Congressman Doyle said, “The proposed Medicare cuts would create a crisis in cancer care in our country, and that’s simply unacceptable. We need to strengthen the Medicare program and fix its flawed reimbursement system for drugs and services. But I firmly believe that such reforms should be balanced and fair, so that Pennsylvania patients and their families don’t suffer from such action.”
Congress is expected to vote on a bill to create a Medicare prescription drug benefit in the coming weeks. One provision in this bill could cut up to $16 billion of Medicare funding for cancer care over the next 10 years, according to estimates released by the non-partisan Congressional Budget Office. Additionally, the Centers for Medicare & Medicaid (CMS) announced on August 15 a proposed rule that could reduce reimbursements to physicians and other providers for chemotherapies and other drugs and their administration by amounts in excess of $16 billion, severely disrupting cancer care for Medicare beneficiaries.
With both the Congress and Administration contemplating deep cuts in community-based cancer care, the Community Oncology Alliance (COA), a network of community-based cancer clinics across the U.S., released a new national analysis on October 9 highlighting the state-by-state impact of the cancer care cuts. Congressman Doyle joined the COA in a press conference at the Hillman Cancer Center to highlight this study.

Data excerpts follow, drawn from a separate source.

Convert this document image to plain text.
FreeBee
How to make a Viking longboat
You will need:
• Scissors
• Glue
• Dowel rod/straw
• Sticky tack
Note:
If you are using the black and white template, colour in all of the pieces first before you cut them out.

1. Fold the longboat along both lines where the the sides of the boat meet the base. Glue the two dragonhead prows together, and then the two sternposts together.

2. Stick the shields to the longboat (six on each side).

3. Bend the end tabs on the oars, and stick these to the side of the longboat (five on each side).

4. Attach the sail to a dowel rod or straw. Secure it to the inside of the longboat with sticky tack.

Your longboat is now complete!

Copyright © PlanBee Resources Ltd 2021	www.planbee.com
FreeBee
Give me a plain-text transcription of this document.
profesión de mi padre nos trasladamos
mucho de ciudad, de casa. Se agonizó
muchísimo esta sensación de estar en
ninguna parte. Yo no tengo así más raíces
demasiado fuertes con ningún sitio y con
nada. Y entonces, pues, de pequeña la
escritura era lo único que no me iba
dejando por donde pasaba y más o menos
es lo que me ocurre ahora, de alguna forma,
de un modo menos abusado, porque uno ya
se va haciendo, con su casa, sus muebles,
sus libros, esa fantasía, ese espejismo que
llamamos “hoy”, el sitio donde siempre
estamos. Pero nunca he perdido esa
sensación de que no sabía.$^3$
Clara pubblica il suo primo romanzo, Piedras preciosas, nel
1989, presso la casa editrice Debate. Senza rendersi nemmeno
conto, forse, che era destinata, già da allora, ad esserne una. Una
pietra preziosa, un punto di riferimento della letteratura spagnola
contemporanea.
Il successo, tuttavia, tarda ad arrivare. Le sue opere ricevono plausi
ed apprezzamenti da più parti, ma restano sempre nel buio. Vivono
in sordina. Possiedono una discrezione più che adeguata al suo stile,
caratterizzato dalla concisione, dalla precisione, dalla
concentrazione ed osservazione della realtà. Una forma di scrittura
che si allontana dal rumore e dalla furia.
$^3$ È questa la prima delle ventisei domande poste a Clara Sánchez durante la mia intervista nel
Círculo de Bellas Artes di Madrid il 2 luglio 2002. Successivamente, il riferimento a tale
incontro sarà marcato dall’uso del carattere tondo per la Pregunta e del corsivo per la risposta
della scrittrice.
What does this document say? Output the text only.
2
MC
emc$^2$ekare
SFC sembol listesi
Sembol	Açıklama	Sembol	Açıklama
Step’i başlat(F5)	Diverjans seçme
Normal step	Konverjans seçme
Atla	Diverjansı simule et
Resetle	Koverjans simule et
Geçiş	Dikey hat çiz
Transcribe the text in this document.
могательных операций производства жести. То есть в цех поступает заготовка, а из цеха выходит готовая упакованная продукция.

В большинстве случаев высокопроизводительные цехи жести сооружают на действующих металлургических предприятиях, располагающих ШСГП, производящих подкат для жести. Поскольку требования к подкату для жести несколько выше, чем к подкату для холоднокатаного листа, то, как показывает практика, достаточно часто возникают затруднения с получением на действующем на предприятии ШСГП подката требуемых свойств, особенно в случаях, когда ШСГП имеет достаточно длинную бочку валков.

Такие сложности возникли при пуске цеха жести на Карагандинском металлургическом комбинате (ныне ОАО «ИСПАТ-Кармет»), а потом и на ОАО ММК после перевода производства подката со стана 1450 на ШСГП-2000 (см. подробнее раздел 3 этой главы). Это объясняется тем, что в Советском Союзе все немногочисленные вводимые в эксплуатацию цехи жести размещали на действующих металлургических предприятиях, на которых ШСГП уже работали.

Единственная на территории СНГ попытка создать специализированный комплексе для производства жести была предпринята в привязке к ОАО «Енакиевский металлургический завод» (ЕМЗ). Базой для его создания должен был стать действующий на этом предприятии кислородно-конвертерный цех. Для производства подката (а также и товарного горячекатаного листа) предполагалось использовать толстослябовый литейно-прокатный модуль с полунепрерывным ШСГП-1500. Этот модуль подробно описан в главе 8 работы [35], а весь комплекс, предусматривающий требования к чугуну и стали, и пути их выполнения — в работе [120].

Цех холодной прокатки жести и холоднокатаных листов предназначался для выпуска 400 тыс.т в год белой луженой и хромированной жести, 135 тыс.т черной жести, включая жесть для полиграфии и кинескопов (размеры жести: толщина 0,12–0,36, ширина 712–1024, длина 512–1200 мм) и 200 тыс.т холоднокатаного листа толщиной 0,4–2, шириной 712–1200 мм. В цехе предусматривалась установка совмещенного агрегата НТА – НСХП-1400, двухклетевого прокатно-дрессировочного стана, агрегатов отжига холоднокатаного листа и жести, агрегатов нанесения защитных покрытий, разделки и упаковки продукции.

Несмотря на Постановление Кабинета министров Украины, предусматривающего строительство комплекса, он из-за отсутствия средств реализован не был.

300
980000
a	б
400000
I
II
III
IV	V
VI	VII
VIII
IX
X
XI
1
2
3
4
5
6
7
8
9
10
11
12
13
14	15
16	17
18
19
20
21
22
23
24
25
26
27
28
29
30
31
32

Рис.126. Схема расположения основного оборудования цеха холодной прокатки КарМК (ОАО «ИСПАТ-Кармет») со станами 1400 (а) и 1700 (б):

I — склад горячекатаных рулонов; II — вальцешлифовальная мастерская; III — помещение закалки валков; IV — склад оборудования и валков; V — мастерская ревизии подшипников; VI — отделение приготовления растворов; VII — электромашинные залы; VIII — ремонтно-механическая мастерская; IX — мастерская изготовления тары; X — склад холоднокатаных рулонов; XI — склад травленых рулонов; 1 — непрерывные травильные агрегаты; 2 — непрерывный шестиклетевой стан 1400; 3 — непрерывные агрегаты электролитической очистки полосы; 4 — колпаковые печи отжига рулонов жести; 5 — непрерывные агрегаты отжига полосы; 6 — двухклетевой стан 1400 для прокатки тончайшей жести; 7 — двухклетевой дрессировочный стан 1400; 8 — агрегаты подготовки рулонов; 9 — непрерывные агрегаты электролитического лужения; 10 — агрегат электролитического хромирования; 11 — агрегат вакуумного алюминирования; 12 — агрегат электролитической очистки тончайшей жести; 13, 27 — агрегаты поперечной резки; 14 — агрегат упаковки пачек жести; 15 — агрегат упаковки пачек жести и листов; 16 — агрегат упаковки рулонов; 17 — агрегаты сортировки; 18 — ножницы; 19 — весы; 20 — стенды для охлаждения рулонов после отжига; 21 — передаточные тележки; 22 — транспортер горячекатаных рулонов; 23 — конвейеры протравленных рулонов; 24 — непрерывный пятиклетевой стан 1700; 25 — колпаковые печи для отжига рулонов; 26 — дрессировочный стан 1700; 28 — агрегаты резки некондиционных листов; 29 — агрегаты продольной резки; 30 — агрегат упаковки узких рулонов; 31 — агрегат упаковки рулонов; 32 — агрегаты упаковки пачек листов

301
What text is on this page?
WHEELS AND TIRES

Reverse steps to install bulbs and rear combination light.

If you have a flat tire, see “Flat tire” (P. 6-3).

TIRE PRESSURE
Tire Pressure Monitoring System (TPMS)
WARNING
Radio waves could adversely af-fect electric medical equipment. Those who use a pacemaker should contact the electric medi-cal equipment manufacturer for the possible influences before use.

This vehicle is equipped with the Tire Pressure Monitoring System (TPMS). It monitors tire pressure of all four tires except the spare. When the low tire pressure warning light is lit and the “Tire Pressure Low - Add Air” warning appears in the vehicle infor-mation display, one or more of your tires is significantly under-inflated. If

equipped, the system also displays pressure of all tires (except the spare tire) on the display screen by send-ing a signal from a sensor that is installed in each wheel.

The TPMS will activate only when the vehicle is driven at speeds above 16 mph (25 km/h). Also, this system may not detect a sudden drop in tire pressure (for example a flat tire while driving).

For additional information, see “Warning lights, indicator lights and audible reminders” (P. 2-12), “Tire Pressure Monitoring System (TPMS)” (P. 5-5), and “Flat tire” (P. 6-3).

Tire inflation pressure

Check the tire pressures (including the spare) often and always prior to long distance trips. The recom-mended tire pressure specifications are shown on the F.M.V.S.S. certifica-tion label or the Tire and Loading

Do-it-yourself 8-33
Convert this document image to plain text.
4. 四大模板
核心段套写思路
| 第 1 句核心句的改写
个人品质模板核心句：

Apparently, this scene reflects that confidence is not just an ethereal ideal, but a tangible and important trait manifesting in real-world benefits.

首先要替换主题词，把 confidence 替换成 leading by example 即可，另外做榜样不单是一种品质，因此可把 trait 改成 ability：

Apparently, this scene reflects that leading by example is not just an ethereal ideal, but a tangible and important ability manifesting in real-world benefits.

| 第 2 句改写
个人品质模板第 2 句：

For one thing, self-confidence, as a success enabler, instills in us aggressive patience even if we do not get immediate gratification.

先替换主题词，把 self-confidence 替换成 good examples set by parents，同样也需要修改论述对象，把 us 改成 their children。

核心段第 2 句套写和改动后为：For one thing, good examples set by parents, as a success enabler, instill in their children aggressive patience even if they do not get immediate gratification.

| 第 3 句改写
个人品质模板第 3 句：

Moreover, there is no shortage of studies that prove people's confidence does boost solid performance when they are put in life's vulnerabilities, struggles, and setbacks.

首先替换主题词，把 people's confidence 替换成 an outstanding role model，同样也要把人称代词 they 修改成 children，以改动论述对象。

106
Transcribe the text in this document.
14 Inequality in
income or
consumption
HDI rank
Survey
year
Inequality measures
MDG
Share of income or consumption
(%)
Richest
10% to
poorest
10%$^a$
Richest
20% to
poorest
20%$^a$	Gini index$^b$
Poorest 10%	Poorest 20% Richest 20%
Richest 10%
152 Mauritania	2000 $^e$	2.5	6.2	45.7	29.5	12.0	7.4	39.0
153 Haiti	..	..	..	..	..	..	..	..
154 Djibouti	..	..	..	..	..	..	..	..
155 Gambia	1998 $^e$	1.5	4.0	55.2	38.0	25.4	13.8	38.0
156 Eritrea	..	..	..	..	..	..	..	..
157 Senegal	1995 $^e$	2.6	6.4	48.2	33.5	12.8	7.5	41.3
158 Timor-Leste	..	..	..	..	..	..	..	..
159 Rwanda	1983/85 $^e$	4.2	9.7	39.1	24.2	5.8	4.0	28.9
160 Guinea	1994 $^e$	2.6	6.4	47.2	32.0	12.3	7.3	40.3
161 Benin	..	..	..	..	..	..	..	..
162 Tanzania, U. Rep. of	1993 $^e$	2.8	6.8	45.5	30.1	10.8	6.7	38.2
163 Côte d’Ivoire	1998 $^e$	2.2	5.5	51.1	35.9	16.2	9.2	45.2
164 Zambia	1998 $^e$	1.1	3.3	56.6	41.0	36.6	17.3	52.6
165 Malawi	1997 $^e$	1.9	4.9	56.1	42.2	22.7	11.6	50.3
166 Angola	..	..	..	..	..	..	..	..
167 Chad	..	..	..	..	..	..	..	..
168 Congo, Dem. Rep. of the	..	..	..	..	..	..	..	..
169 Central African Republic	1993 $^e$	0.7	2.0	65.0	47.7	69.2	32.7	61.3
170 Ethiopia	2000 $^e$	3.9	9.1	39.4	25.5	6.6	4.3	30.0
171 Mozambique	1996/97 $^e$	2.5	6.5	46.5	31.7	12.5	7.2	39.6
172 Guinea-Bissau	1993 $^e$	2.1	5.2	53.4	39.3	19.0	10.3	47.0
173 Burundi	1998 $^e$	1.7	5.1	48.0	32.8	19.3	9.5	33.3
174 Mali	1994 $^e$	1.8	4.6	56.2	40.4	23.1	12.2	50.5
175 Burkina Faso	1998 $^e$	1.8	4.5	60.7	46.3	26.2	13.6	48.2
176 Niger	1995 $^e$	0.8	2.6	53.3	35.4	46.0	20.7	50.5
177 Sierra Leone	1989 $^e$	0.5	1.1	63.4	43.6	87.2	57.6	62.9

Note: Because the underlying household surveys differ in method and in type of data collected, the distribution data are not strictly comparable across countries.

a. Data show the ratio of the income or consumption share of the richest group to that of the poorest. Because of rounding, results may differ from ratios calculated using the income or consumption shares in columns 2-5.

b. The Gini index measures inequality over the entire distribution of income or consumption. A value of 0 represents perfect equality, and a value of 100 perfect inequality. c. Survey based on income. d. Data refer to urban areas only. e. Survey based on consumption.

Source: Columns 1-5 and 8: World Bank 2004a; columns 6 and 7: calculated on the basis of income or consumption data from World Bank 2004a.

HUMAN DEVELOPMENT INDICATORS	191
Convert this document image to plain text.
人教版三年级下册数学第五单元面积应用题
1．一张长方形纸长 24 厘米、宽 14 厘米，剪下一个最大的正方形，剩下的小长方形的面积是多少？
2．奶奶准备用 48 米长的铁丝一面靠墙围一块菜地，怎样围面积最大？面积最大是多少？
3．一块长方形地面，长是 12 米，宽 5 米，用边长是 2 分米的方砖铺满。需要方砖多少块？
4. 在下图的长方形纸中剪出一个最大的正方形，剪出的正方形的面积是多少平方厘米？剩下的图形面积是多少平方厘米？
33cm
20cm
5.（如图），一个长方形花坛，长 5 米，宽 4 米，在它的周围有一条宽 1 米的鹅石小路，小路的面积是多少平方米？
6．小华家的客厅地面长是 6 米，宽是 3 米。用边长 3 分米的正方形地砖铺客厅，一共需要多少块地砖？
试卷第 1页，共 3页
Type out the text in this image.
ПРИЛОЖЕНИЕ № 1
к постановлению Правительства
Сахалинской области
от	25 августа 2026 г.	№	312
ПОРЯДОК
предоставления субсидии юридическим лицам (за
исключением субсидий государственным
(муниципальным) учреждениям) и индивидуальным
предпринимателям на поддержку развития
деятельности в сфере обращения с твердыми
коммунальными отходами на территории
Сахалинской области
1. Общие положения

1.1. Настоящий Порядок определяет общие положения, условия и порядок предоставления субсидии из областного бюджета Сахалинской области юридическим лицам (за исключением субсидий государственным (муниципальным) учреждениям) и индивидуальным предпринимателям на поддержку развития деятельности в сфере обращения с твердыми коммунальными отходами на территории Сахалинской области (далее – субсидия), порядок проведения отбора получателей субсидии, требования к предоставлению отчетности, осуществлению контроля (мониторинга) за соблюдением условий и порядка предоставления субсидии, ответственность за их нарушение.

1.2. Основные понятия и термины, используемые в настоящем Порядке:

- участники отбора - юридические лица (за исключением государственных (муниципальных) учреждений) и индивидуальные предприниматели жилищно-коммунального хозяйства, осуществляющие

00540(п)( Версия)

Representative Doyle and other cancer care advocates across the country are concerned how these deep cuts will impact their communities. According to the new data, Pennsylvania would be among the 10 states that would be hardest hit - losing up to $863 million at the same time as it has to deal with nearly half a million new cases of cancer.
Sixty percent of all new cancers diagnosed each year occur among Medicare beneficiaries. Both Congress and CMS are considering extraordinary reductions in Medicare funding for cancer drugs, while maintaining extremely low reimbursements for related cancer treatment. If these proposals were signed into law, Medicare beneficiaries battling cancer will suffer numerous hardships related to the quality of their care and the access they will have to critical chemotherapy treatments.
To date, more than 170 concerned Members of Congress have signed letters to the congressional leadership requesting that the cancer cuts be replaced by a balanced approach to Medicare reimbursement reform.
Research, which provides the scientific platform for the next generation of cancer-fighting therapies, could suffer as well. More than 60 percent of clinical trials of promising cancer treatments occur in the community-based setting. Without community treatment centers to provide care, patient access to clinical trials - and the hope they represent - would be significantly curtailed.